Remove language-specifier from URL path string


I am looking for someone that can help me with a regex for the following.

I have this code: (have updated it)

<?php
$sitename = "http://" .$_SERVER["SERVER_NAME"];
$sitename = mysql_real_escape_string($sitename);
$language = "da";
$language = mysql_real_escape_string($language);
$pagename = $_SERVER["PHP_SELF"];
$pagename = mysql_real_escape_string($pagename);
$language1 = preg_replace("/$language/", "$1", "$pagename");
?>

I need a regex to strip the language from the URL(sitename) - This now works

How do I escape special characters?

The result from the above example leaves me with //index.asp and not with /index.asp.

Basically, what I want to do is to strip a constant (/da) from a URL:

the URL will look like this http://www.example.com/da/ or http://www.example.com/da/folder/folder/folder/page.asp

I only need to take the da out of the URL.

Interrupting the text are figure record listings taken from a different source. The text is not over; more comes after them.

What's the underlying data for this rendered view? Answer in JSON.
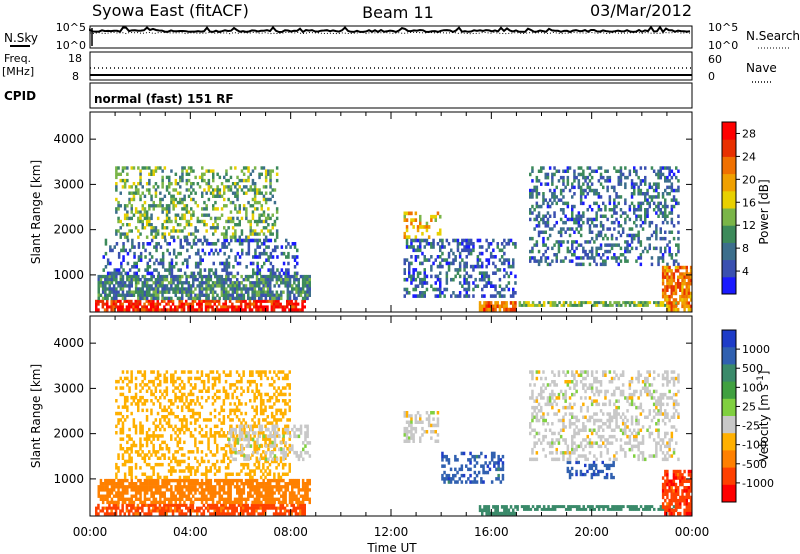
{
  "header": {
    "site": "Syowa East (fitACF)",
    "beam": "Beam 11",
    "date": "03/Mar/2012"
  },
  "summary_panels": {
    "nsky_label": "N.Sky",
    "nsky_ticks": [
      "10^5",
      "10^0"
    ],
    "nsearch_label": "N.Search",
    "nsearch_ticks": [
      "10^5",
      "10^0"
    ],
    "freq_label_line1": "Freq.",
    "freq_label_line2": "[MHz]",
    "freq_ticks": [
      "18",
      "8"
    ],
    "nave_label": "Nave",
    "nave_ticks": [
      "60",
      "0"
    ],
    "cpid_label": "CPID",
    "cpid_text": "normal (fast) 151 RF"
  },
  "chart_data": [
    {
      "type": "heatmap",
      "title": "",
      "quantity": "power",
      "xlabel": "Time UT",
      "ylabel": "Slant Range [km]",
      "x_ticks": [
        "00:00",
        "04:00",
        "08:00",
        "12:00",
        "16:00",
        "20:00",
        "00:00"
      ],
      "xlim_hours": [
        0,
        24
      ],
      "y_ticks": [
        1000,
        2000,
        3000,
        4000
      ],
      "ylim_km": [
        180,
        4600
      ],
      "colorbar_label": "Power [dB]",
      "colorbar_ticks": [
        4,
        8,
        12,
        16,
        20,
        24,
        28
      ],
      "colorbar_range": [
        0,
        30
      ],
      "colorbar_colors": [
        "#1a1aff",
        "#3a50b0",
        "#3c6e8c",
        "#3c8a5a",
        "#7ab548",
        "#e8d000",
        "#f0a000",
        "#f07000",
        "#e83000",
        "#ff0000"
      ],
      "grid": false,
      "patches": [
        {
          "t0": 0.2,
          "t1": 8.6,
          "r0": 200,
          "r1": 450,
          "level": 27
        },
        {
          "t0": 0.3,
          "t1": 8.8,
          "r0": 450,
          "r1": 1000,
          "level": 9
        },
        {
          "t0": 0.5,
          "t1": 8.3,
          "r0": 1000,
          "r1": 1800,
          "level": 6
        },
        {
          "t0": 1.0,
          "t1": 7.5,
          "r0": 1800,
          "r1": 3400,
          "level": 12
        },
        {
          "t0": 12.5,
          "t1": 14.0,
          "r0": 1800,
          "r1": 2400,
          "level": 18
        },
        {
          "t0": 12.5,
          "t1": 17.0,
          "r0": 500,
          "r1": 1800,
          "level": 6
        },
        {
          "t0": 15.5,
          "t1": 17.0,
          "r0": 200,
          "r1": 420,
          "level": 23
        },
        {
          "t0": 17.0,
          "t1": 23.5,
          "r0": 300,
          "r1": 420,
          "level": 13
        },
        {
          "t0": 17.5,
          "t1": 23.5,
          "r0": 1200,
          "r1": 3400,
          "level": 7
        },
        {
          "t0": 22.8,
          "t1": 24.0,
          "r0": 200,
          "r1": 1200,
          "level": 22
        }
      ]
    },
    {
      "type": "heatmap",
      "title": "",
      "quantity": "velocity",
      "xlabel": "Time UT",
      "ylabel": "Slant Range [km]",
      "x_ticks": [
        "00:00",
        "04:00",
        "08:00",
        "12:00",
        "16:00",
        "20:00",
        "00:00"
      ],
      "xlim_hours": [
        0,
        24
      ],
      "y_ticks": [
        1000,
        2000,
        3000,
        4000
      ],
      "ylim_km": [
        180,
        4600
      ],
      "colorbar_label": "Velocity [m s",
      "colorbar_label_sup": "-1",
      "colorbar_label_end": "]",
      "colorbar_ticks": [
        "1000",
        "500",
        "100",
        "25",
        "-25",
        "-100",
        "-500",
        "-1000"
      ],
      "colorbar_colors": [
        "#1e3cc8",
        "#3060b0",
        "#3a8a6a",
        "#40a040",
        "#80d040",
        "#c8c8c8",
        "#ffb000",
        "#ff8000",
        "#ff4000",
        "#ff0000"
      ],
      "grid": false,
      "patches": [
        {
          "t0": 0.2,
          "t1": 8.6,
          "r0": 200,
          "r1": 450,
          "level": -700
        },
        {
          "t0": 0.3,
          "t1": 8.8,
          "r0": 450,
          "r1": 1000,
          "level": -200
        },
        {
          "t0": 1.0,
          "t1": 8.0,
          "r0": 1000,
          "r1": 3400,
          "level": -60
        },
        {
          "t0": 5.5,
          "t1": 8.8,
          "r0": 1400,
          "r1": 2200,
          "level": 0
        },
        {
          "t0": 12.5,
          "t1": 14.0,
          "r0": 1800,
          "r1": 2500,
          "level": 0
        },
        {
          "t0": 14.0,
          "t1": 16.5,
          "r0": 900,
          "r1": 1600,
          "level": 800
        },
        {
          "t0": 15.5,
          "t1": 17.0,
          "r0": 200,
          "r1": 420,
          "level": 300
        },
        {
          "t0": 17.0,
          "t1": 23.5,
          "r0": 300,
          "r1": 420,
          "level": 300
        },
        {
          "t0": 19.0,
          "t1": 21.0,
          "r0": 1000,
          "r1": 1400,
          "level": 800
        },
        {
          "t0": 17.5,
          "t1": 23.5,
          "r0": 1400,
          "r1": 3400,
          "level": 0
        },
        {
          "t0": 22.8,
          "t1": 24.0,
          "r0": 200,
          "r1": 1200,
          "level": -800
        }
      ]
    }
  ]
}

How will I do this in PHP?

Ok I seemed to have figured it out:

<?php
$sitename = "http://" .$_SERVER["SERVER_NAME"];
$sitename = mysql_real_escape_string($sitename);
$language = "\/da";
$pagename = $_SERVER["PHP_SELF"];
$pagename = mysql_real_escape_string($pagename);
$language1 = preg_replace("/$language/", "$1", "$pagename");
?>

I only needed to remove this line:

 $language = mysql_real_escape_string($language);

Solution

  • Replace:

    $re = '/(?:\w+:\/\/[\w][\w.]+\/)(\w+)\//ui';
    or this $re = '^(?:.*)\/(\w{2})\//ui';
    
    $text = http://www.domain.com/ru/
    
    preg_replace($re, 'ru', $text);
    
    --> *http://www.domain.com/ru/*
    

    Search:

    $re = '/(?<domain>\w+:\/\/[\w][\w.]+\/)(?<lang>\w+)\//ui';
    or this $re = '^(?:.*)\/(?<lang>\w{2})\//ui';
    
    $text = http://www.domain.com/ru/
    
    preg_match($re, $text, $aMatches);
    
    --> Array
    (
        [0] => http://www.domain.com/da/
        [domain] => http://www.domain.com/
        [1] => http://www.domain.com/
        [lang] => da
        [2] => da
    )